It is reported that polycrystalline electrode materials, compared with single-crystalline ones, can deliver superior rate performance due to the shorter lithium-ion diffusion pathways (Li et al., 2021; Ryu et al., 2021; Zhang et al., 2021). Nevertheless, the cycling property is unsatisfactory because the stress anisotropy caused by the volume shrinkage and expansion of the primary particles leads to cracking of the material particles, which deteriorates the cycling performance (Singh and Pal, 2020). Moreover, this tendency will be aggravated because there are many defects at grain boundaries in polycrystal particles, such as vacancies, dislocations, and bond deformations, which cause the grains to be in a stress distortion state (Xu et al., 2017; Zhang et al., 2021). Therefore, it is essential to design an ideal structure to alleviate these stress influences. In this paper, we firstly synthesized a polycrystalline Li2ZnTi3O8/C (Abbreviated as P-LZTO) material with a lotus seedpod structure, where the P-LZTO particles are embedded in carbon matrix. This anode material possesses excellent electrochemical properties attributed to the unique design where the polycrystalline structure with few defects at grain boundaries shortens the diffusion distance of lithium-ion in the bulk phase, while the lotus seedpod structure can not only alleviate the negative influences of stress anisotropy but also improve the surface electronic conductivity of these active materials.
2 Experimental
2.1 Sample synthesis
P-LZTO anode material was synthesized by using molten salt mothed. The typical process as follows: the Zn(CH3COO)2·H2O (commercial, AR), LiOH (commercial, AR), TiO2 (commercial, AR), C6H12O6 (commercial, AR), NaCl (commercial, AR), and KCl (commercial, AR) were mixed (molar ratio 1:2:3:1.5:10:10) and grounded for 1 h with planetary ball mill. The mixture was then placed in a corundum crucible and annealed at 600°C for 24 h under N2 atmosphere. The product was collected after naturally cooling the furnace to room temperature and then washed and centrifugated several times with distilled water until a silver nitrate solution detected no free chloride ions. The product was finally dried at 80°C for 12 h.

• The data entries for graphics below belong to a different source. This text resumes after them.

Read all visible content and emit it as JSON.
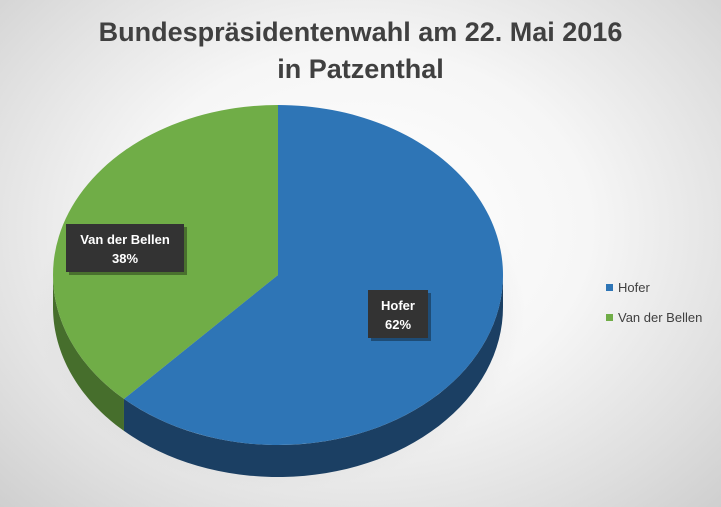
{
  "chart_data": {
    "type": "pie",
    "title_lines": [
      "Bundespräsidentenwahl am 22. Mai 2016",
      "in Patzenthal"
    ],
    "categories": [
      "Hofer",
      "Van der Bellen"
    ],
    "values": [
      62,
      38
    ],
    "labels": [
      {
        "name": "Hofer",
        "value_text": "62%"
      },
      {
        "name": "Van der Bellen",
        "value_text": "38%"
      }
    ],
    "colors": [
      "#2e75b6",
      "#70ad47"
    ],
    "side_colors": [
      "#1b3f63",
      "#466e2c"
    ],
    "legend": {
      "placement": "right",
      "items": [
        {
          "label": "Hofer",
          "color": "#2e75b6"
        },
        {
          "label": "Van der Bellen",
          "color": "#70ad47"
        }
      ]
    },
    "style": "3d"
  }
}
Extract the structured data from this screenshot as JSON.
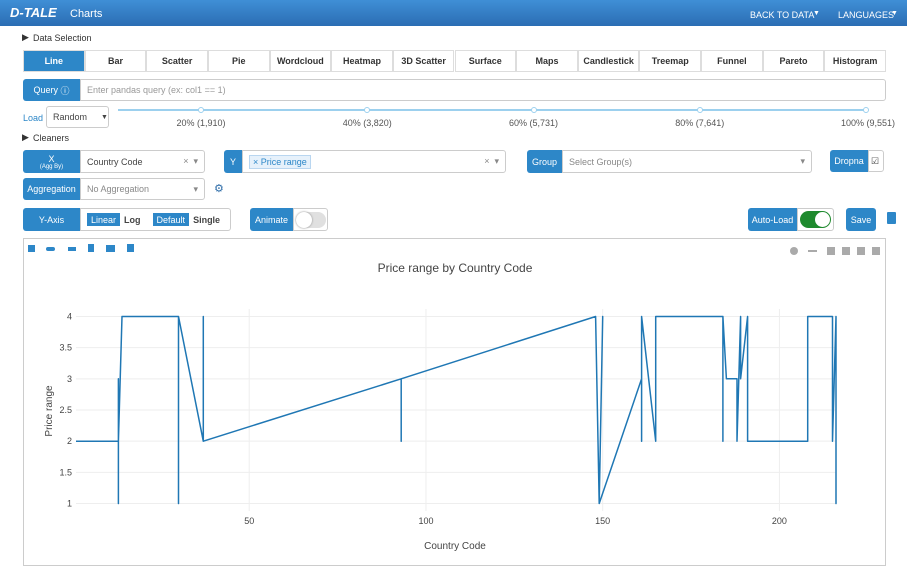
{
  "header": {
    "brand": "D-TALE",
    "title": "Charts",
    "nav": [
      "BACK TO DATA",
      "LANGUAGES"
    ]
  },
  "sections": {
    "data_selection": "Data Selection",
    "cleaners": "Cleaners"
  },
  "tabs": [
    "Line",
    "Bar",
    "Scatter",
    "Pie",
    "Wordcloud",
    "Heatmap",
    "3D Scatter",
    "Surface",
    "Maps",
    "Candlestick",
    "Treemap",
    "Funnel",
    "Pareto",
    "Histogram"
  ],
  "query": {
    "label": "Query",
    "placeholder": "Enter pandas query (ex: col1 == 1)"
  },
  "load": {
    "label": "Load",
    "mode": "Random",
    "steps": [
      "20% (1,910)",
      "40% (3,820)",
      "60% (5,731)",
      "80% (7,641)",
      "100% (9,551)"
    ]
  },
  "x": {
    "label": "X",
    "sublabel": "(Agg By)",
    "value": "Country Code"
  },
  "y": {
    "label": "Y",
    "value": "Price range"
  },
  "group": {
    "label": "Group",
    "placeholder": "Select Group(s)"
  },
  "dropna": "Dropna",
  "aggregation": {
    "label": "Aggregation",
    "value": "No Aggregation"
  },
  "y_axis": {
    "label": "Y-Axis",
    "scale": [
      "Linear",
      "Log"
    ],
    "mode": [
      "Default",
      "Single"
    ]
  },
  "animate": "Animate",
  "auto_load": "Auto-Load",
  "save": "Save",
  "chart_data": {
    "type": "line",
    "title": "Price range by Country Code",
    "x_label": "Country Code",
    "y_label": "Price range",
    "x": [
      1,
      13,
      13,
      13,
      13,
      14,
      30,
      30,
      30,
      37,
      37,
      37,
      93,
      93,
      93,
      148,
      149,
      150,
      149,
      161,
      161,
      161,
      165,
      165,
      166,
      184,
      184,
      184,
      185,
      188,
      188,
      189,
      189,
      191,
      191,
      208,
      208,
      209,
      215,
      215,
      216,
      216,
      216
    ],
    "values": [
      2,
      2,
      1,
      3,
      2,
      4,
      4,
      1,
      4,
      2,
      4,
      2,
      3,
      2,
      3,
      4,
      1,
      4,
      1,
      3,
      2,
      4,
      2,
      4,
      4,
      4,
      2,
      4,
      3,
      3,
      2,
      4,
      3,
      4,
      2,
      2,
      4,
      4,
      4,
      2,
      4,
      1,
      4
    ],
    "color": "#1f77b4",
    "xlim": [
      1,
      216
    ],
    "ylim": [
      0.88,
      4.12
    ],
    "xticks": [
      50,
      100,
      150,
      200
    ],
    "yticks": [
      1,
      1.5,
      2,
      2.5,
      3,
      3.5,
      4
    ],
    "grid": true
  }
}
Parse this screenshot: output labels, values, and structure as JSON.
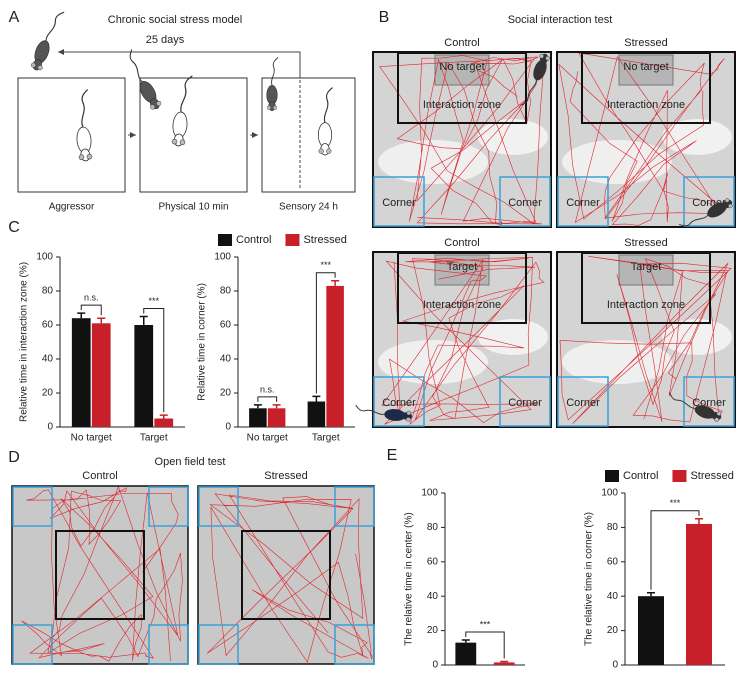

2.2 Sample characterization
The compositions were tested by X-ray powder diffraction using Cu-Kα radiation (XRD, λ = 1.54056 Å, Bruker D8) from 10° to 90° with a step size of 0.02°s-1. And the crystal structure was further analyzed by Raman spectrum (LabRAM HR800) with a helium laser (λ = 633 nm) in the wave number range of 100-2000 cm-1. The chemical states at the surface of the samples were obtained from X-ray photoelectron spectroscopy (XPS, Thermo escalab 250XI) measurement. The morphology was characterized using a scanning electron microscope (SEM, Philip-XL30) and transmission electron microscopy (TEM, Tecnai G2 F30). The thermal behaviors of the P-LZTO were characterized by thermogravimetric (TG) and differential thermal analyses (DTA) in air from room temperature to 800°C using a thermal analyzer (TA Instruments Q500) at a heating rate of 10°C min-1.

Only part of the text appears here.